Only to make matters worse, as your friend notes (slightly edited):
But their belief in the infallibility of the savior is a fallible belief. They fallibly believe the savior is infallible, even if the savior is actually fallible. There’s no certainty that what they fallibly believe about the savior corresponds to what the savior is really like.
How does that comparison make matters worse? Brent isn’t showing that similar consequences fail to obtain in the case of Catholicism. He’s merely attempting to show that Protestants are saddled with the same (or similar) consequences.
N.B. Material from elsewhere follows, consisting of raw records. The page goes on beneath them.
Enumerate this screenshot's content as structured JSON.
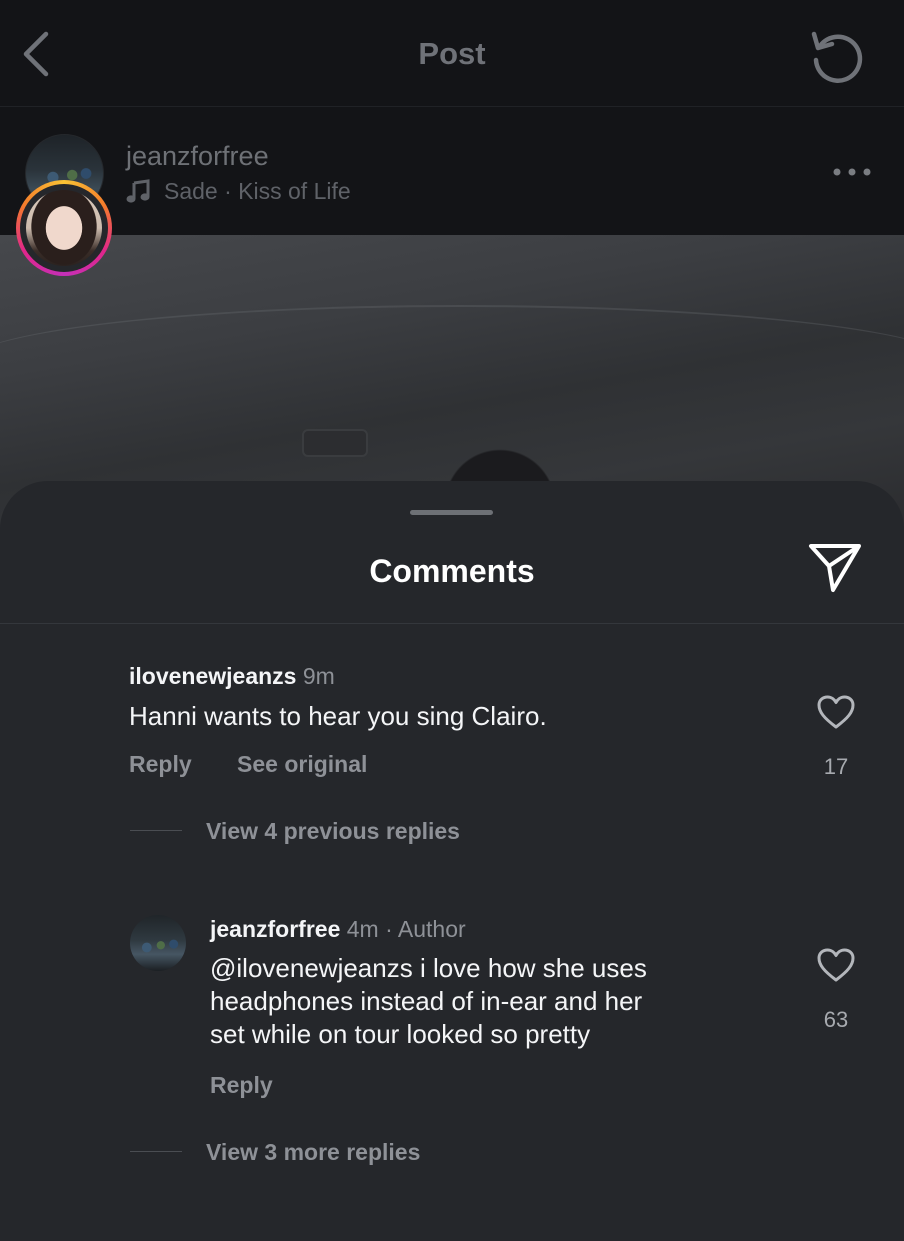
{
  "topbar": {
    "title": "Post"
  },
  "post": {
    "username": "jeanzforfree",
    "music": "Sade · Kiss of Life"
  },
  "sheet": {
    "title": "Comments"
  },
  "comments": [
    {
      "username": "ilovenewjeanzs",
      "time": "9m",
      "text": "Hanni wants to hear you sing Clairo.",
      "actions": [
        "Reply",
        "See original"
      ],
      "likes": "17"
    },
    {
      "username": "jeanzforfree",
      "time": "4m",
      "tag": "· Author",
      "text_lines": [
        "@ilovenewjeanzs i love how she uses",
        "headphones instead of in-ear and her",
        "set while on tour looked so pretty"
      ],
      "actions": [
        "Reply"
      ],
      "likes": "63"
    }
  ],
  "threads": {
    "previous": "View 4 previous replies",
    "more": "View 3 more replies"
  },
  "icons": {
    "back": "chevron-left-icon",
    "refresh": "refresh-icon",
    "music": "music-note-icon",
    "more": "more-horizontal-icon",
    "send": "send-icon",
    "like": "heart-icon"
  }
}
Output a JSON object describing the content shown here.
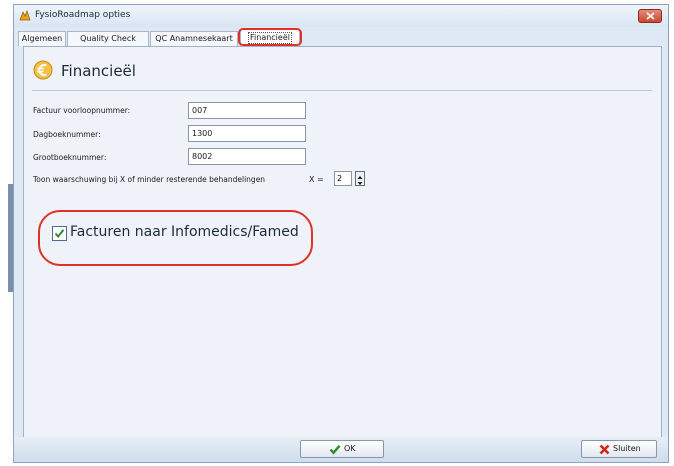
{
  "window": {
    "title": "FysioRoadmap opties"
  },
  "tabs": [
    {
      "label": "Algemeen"
    },
    {
      "label": "Quality Check"
    },
    {
      "label": "QC Anamnesekaart"
    },
    {
      "label": "Financieël",
      "active": true
    }
  ],
  "header": {
    "title": "Financieël",
    "icon": "euro-icon"
  },
  "fields": {
    "factuur": {
      "label": "Factuur voorloopnummer:",
      "value": "007"
    },
    "dagboek": {
      "label": "Dagboeknummer:",
      "value": "1300"
    },
    "grootboek": {
      "label": "Grootboeknummer:",
      "value": "8002"
    }
  },
  "warning": {
    "label": "Toon waarschuwing bij X of minder resterende behandelingen",
    "x_label": "X =",
    "value": "2"
  },
  "infomedics": {
    "label": "Facturen naar Infomedics/Famed",
    "checked": true
  },
  "buttons": {
    "ok": "OK",
    "close": "Sluiten"
  },
  "colors": {
    "highlight": "#e0302a",
    "check": "#2e8b2e",
    "close_icon": "#d0281c",
    "euro": "#e8a317"
  }
}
But how does that vindicate Catholicism? How does that demonstrate the superiority of the Catholic interpretive paradigm? To say your position suffers from the same problems as mine is hardly an argument for my paradigm.
Moreover, I didn’t concede that framework. I only accepted that framework for the sake of argument. I don’t grant that “fallible reason” has the sceptical consequences that Liccione imputes to it.
Steve, this is an excellent follow-up and clarification to what was clearly a hasty and sloppy response to your piece.